Back to school soon...

iVillage Member
Registered: 04-07-2003
Back to school soon...
4
Sat, 08-04-2007 - 8:16am
Hi guys. I have already been to my classroom a couple of times to start setting up and hoping to get more enthusiastic about going back to school.
I am hoping that if I bring my body to school, the mind will follow...
I have had such a wonderful summer that I don't want to go back to work! I had the joy and privilege of going to Hawaii for 2 weeks. I have been raising my puppy Jack, working in the garden, going to the beach, and puttering around the house. I have loved being a suburban housewife!

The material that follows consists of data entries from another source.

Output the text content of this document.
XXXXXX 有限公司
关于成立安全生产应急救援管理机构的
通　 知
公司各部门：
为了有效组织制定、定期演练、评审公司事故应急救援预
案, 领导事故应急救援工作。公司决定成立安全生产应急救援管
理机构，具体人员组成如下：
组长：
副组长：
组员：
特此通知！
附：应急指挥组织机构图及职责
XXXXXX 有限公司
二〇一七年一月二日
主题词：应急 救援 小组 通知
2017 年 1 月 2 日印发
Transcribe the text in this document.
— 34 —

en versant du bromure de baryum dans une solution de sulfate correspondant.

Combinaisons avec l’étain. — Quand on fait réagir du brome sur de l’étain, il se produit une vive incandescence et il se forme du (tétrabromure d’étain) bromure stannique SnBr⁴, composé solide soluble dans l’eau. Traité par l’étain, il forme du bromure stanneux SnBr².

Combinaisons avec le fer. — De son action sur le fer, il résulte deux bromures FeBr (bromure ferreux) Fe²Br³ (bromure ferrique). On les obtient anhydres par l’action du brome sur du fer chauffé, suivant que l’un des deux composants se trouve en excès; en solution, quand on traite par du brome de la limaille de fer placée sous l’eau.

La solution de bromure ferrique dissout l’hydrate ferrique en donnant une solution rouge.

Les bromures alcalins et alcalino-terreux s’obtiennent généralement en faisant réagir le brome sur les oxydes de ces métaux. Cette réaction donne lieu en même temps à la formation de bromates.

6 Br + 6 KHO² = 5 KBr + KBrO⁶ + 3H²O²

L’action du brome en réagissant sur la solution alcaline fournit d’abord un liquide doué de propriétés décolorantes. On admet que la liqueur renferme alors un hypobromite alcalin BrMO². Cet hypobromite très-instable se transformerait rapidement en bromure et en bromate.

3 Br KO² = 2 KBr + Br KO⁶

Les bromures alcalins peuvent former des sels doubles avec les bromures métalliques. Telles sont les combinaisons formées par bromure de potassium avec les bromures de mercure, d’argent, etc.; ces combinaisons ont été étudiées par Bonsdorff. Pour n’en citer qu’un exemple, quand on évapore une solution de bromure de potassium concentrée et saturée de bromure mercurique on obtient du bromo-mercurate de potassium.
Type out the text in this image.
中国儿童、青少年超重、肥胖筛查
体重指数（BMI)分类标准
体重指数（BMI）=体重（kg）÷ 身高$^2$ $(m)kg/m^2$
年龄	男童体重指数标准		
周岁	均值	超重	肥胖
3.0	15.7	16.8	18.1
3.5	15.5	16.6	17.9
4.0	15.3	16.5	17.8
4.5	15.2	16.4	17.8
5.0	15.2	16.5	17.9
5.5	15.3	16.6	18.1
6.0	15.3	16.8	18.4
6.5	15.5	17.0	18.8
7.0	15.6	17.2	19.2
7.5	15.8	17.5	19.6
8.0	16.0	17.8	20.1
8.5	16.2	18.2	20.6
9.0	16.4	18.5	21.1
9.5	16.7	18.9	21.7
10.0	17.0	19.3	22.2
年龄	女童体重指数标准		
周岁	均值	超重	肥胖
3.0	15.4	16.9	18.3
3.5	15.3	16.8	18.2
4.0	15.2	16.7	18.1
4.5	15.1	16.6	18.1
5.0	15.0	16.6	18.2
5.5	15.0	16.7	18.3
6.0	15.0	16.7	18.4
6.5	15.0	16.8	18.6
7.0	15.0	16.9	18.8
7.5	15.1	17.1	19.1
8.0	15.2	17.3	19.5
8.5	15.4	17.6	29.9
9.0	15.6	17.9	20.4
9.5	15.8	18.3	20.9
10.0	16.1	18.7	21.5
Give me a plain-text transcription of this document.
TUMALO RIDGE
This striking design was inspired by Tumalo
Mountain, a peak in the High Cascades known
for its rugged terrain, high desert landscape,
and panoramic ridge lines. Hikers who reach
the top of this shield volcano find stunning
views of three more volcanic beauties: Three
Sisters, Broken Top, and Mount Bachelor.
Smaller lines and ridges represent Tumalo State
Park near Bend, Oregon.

I need some help, maybe a kick in the butt, to get motivated again. Teaching (whine, whine) is such a demanding profession and after 18 years I wonder where the energy will come. To be honest, I am not sure I want to do this forever...
Pretty wierd for someone who just got her masters in education this summer, isn't it?
Help!
Leslie
iVillage Member
Registered: 04-07-2003
Sun, 08-12-2007 - 9:44pm
Well, school (for teachers) starts tomorrow morning... the kids start on the 20th. I have been praying for some inspiration and guidance to change my attitude!
I remembered something I heard early on in an AA meeting: "Bring the body and the mind will follow."
Wish me luck folks. I am really trying. With less classroom money than I had 10 years ago, more students in each class, and the emphasis on "raising test scores", I have to look at the positives, and remember to be grateful for my sober life today! And I am - grateful!
God bless,
Leslie
iVillage Member
Registered: 10-01-2003
Sun, 08-12-2007 - 10:44pm
I am grateful to know there are still teachers like you and Beth....who truly care about the leaders of our future.
iVillage Member
Registered: 04-07-2003
Mon, 08-13-2007 - 6:29am
Thank you, Brenda, thank you...
If I let that stinkin' thinkin' creep in, I can totally forget why I went into the teaching profession in the first place. It isn't about test scores, not enough $, or large numbers in my classes - it is about the children.
I have a little daily calendar and today's thought was "It's not your position, but your disposition that makes you happy."
God was giving me a nudge this morning!
Thank you too.
Off to work now!
Leslie
iVillage Member
Registered: 04-07-2003
Mon, 08-20-2007 - 8:47pm
Well, I made it through the first day back with the kids... this summer some teachers were cut and my classes sizes are substantially bigger. I was in tears when I came home after work, wondering how on earth I was going to teach language arts to 120 kids - some who barely read and write English. I finally asked God to help me, remembered my mantra "one day at a time", and called a colleague, just to talk and vent. I feel better now. Sometimes I forget that I can only do the best I can and that I don't have to do everything at once.
There was a lot of fear going on within me today... thanks for listening.